Una unità di militari polacchi alcuni giorni fa durante il ritrovamento di un pacco sospetto su un ciglio di una strada, nella provincia di Kunar, non hanno trovato un ordigno esplosivo, ma il corpicino di una neonata. “Avevamo dato l’allarme per una possibile bomba artigianale (ied) collocata dai talebani – ha detto ai media un portavoce del contingente polacco dispiegato nella base di Waghez – ed avevamo adottato tutte le precauzioni del caso. Ma e’ stata grande la sorpresa quando abbiamo sentito che all’interno del pacco qualcosa si muoveva”. I soldati nel momento in cui hanno sollevato il coperchio di cartone, hanno visto una neonata avvolta in un asciugamano.
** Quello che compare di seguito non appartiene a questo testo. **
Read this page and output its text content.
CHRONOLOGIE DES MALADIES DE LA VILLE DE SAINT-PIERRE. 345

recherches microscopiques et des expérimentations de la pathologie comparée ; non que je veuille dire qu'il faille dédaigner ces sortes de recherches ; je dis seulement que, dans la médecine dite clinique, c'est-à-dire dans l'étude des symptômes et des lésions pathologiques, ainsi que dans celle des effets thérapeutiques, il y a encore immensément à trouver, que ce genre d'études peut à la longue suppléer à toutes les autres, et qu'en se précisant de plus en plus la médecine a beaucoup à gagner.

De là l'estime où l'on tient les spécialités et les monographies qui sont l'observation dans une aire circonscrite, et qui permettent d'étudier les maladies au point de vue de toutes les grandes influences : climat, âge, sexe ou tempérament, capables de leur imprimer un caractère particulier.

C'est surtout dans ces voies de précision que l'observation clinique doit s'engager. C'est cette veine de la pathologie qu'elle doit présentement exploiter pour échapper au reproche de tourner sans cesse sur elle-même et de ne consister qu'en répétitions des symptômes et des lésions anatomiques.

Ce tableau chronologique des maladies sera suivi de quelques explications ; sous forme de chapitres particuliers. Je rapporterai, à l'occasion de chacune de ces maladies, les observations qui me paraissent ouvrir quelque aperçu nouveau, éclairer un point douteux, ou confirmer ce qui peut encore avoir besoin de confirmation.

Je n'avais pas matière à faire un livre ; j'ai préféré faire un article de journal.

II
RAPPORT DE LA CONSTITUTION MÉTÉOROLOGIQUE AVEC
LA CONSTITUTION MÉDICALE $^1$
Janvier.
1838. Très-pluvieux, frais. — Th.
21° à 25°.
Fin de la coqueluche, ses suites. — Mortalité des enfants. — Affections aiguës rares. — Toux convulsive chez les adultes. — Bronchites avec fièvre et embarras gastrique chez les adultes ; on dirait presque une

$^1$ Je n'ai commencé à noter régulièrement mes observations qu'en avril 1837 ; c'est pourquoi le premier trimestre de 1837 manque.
Trasportata alla base, la bimbetta è stata subito visitata dai medici del pronto soccorso che l’hanno trovata in buona salute. All’inizio c’è stato un po’ di intoppo, perchè la struttura non era attrezzata per assistere ed alimentare un neonato. Ma poi un soldato è stato incaricato di una missione speciale: andare nella farmacia del vicino centro abitato per comprare un biberon, latte e alimenti per neonati. Adesso la bambina, chiamata Pola in ricordo del paese a cui appartengono i soldati che l’hanno salvata, verrà consegnata alle autorità governative afghane che dovranno cercare i genitori, o affidarla ad un centro per minori.